Dolore di Orsini - All Thoughts Fly

 Ayrıca mesele yazmak istediğim şeyin sadece beni memnun etmemesi ile alakalı değil. Yazmak istediğim tarzda bir hikayeyi yeterince tüketmediğimi de hissediyorum. Sevdiğim yazarlardan bugün bir kitap çıktığında okuduğum şey internet icat edilmeden önceki bir döneme aitmiş gibi geliyor. En basitinden internetin insanlara, davranışlara veya ilişkilere bir etkisini göremiyorum. Hikayelerde çok nadiren telefonlaşmalar, mesajlaşmalar ya da sosyal medyalar kullanılıyor. Neden kullanılmadığını da anlayabiliyorum, bir kere edebiyat yapmak isteyen birisi için kesinlikle eğlenceli durmuyor. Bir mesajlaşmayı romana nasıl aktaracaklar? Bunu sinemada da yeni yeni çözüyorlar, en akıcı şekilde nasıl mesajlaşmaları gösterebiliriz diye farklı farklı yollar deniyorlar. Romanda daha da zor. Örneğin sadece mesajlaşmaları yazdığın bir konuşma olursa sayfalar tiyatro oyununa dönecek. Bunu en iyi nasıl aşabilirim düşündüğüm şeylerden biri. 

Sherlock

Bir diğer zorlayan şey hikayenin oldukça uzun bir zaman sürecini anlatması. Yaklaşık 5-6 yıllık bir süreci içeriyor, büyük bir çoğunluğu bunun 3 yıl kadarını kapsıyor. Yer yer hala çizgisel mi yoksa daha farklı bir kurgu mu denesem diye düşünüyorum. Filmlerden bahsedilirken bazı filmler için "slow burning" kelimesinin çokça kullanıldığını görürüz. Oldukça sıradan başlayan hikaye ilerledikçe katarsis ana doğru sürüklenir.
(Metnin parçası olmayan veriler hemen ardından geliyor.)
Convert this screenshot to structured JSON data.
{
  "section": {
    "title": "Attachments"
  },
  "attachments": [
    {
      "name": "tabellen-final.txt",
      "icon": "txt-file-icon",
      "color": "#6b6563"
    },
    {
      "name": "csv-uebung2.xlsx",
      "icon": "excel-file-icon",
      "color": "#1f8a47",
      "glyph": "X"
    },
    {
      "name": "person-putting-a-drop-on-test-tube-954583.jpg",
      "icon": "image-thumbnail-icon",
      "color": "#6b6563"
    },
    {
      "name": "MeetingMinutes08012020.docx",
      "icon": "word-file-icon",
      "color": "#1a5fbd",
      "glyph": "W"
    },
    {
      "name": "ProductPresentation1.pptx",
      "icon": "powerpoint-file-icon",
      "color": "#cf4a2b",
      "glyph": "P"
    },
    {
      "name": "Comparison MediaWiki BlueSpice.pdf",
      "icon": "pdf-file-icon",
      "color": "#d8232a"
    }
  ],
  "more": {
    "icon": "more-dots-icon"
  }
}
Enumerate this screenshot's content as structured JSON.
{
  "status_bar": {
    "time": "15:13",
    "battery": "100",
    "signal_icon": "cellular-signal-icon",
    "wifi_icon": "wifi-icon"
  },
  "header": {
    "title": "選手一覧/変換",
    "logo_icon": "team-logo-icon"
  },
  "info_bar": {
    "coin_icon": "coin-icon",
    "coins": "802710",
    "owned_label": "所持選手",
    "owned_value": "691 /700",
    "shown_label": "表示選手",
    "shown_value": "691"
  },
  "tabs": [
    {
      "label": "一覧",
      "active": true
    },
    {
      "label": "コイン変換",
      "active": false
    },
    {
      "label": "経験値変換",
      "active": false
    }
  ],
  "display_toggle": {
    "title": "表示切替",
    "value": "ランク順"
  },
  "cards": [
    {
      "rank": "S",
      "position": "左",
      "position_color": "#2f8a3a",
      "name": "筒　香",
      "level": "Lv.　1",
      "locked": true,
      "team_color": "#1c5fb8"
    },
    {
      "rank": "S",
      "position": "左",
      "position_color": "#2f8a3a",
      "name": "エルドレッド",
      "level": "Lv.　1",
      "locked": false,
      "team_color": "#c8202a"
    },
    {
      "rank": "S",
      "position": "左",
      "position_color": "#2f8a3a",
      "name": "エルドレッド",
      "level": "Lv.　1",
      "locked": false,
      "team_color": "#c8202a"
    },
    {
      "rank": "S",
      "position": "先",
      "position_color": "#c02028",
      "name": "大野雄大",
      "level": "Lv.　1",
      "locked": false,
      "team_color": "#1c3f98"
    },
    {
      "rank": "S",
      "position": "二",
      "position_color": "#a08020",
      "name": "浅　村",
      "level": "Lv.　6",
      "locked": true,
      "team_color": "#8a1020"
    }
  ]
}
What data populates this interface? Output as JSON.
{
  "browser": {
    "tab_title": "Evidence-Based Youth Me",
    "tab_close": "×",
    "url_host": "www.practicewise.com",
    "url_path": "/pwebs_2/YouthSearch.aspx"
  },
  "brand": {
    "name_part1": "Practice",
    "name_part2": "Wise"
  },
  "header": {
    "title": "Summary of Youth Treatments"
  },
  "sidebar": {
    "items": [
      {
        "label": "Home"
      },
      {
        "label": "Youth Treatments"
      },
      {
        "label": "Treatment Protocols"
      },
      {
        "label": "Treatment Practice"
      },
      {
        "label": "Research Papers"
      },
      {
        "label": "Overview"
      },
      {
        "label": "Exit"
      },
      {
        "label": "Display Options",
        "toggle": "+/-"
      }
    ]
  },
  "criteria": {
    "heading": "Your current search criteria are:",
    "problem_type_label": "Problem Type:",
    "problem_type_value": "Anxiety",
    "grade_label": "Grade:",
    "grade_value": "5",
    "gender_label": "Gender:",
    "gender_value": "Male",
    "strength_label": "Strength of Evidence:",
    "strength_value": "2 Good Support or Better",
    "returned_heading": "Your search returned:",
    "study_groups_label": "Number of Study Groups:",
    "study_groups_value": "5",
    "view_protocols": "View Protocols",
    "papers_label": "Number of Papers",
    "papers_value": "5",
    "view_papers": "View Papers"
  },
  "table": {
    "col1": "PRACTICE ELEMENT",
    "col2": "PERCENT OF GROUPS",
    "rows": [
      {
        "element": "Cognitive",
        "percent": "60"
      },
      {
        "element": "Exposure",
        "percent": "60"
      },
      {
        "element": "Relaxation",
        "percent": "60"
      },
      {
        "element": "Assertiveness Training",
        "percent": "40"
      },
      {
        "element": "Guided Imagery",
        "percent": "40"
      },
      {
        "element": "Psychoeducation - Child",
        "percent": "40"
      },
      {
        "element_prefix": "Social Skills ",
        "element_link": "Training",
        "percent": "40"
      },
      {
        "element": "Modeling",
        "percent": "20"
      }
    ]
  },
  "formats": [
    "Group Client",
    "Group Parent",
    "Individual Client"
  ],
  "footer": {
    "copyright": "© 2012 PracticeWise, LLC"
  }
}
Magnolia bunun en mükemmel yapıldığı filmlerden birisi. Geçen seneden de The Worst Person in the World. Bu hikayeler benim için izlemesi keyifli hikayeler ama aynı zamanda da sıkıcı bulması kolay filmler. Birisine bir hikaye okuması için sebep vermek oldukça zorken, sıkıcı bulunabilecek bir hikayeyi okutmak daha da zor. 

Magnolia, dir. Paul Thomas Anderson
The Worst Person in the World, dir. Joachim Trier

Bu düşüncelere rağmen 15.03.2022 tarihinde yazmaya başlamış bulunmaktayım. Bu blog yazısını oluştururken çoktan karakterlerimin profillerini oluşturdum. Onlara anılar verdim, konuşma tarzları üzerine düşündüm. Katmanlı olduğunu düşündüğüm karakterlerine detaylar ekledim. Yaklaşık bir 5 bin kelime kadar da yazmış bulunmaktayım. Bu kadar sürede benim için olduça iyi bir sayı. Diğer yandan da bu tempoyla yazmaya devam edersem bitmesinin ne kadar sürebileceğine dair bir izlenim veriyor ve bu da göz korkutucu. 7-8 ayı bir hikayeye ayırmak demek. Muhtemelen bir 7-8 ay da onu düzenlemesi ile geçecek. Brandon Sanderson gibi yazarlar her sene nasıl en az bin sayfa çıkartıyor anlamış değilim. Ama bitirmeye kararlıyım. Bu sürece yardımcı olması için de bir blog tutmaya karar verdim. Çok eski tarz bir yöntem ama geri dönüp baktığımda beni motive edebilir diye düşünüyorum. Ay, ay güncellemeye çalışacağım. Böylece bu süreci anlattığım dürüst bir yan çalışma olmuş olur. Hadi bakalım.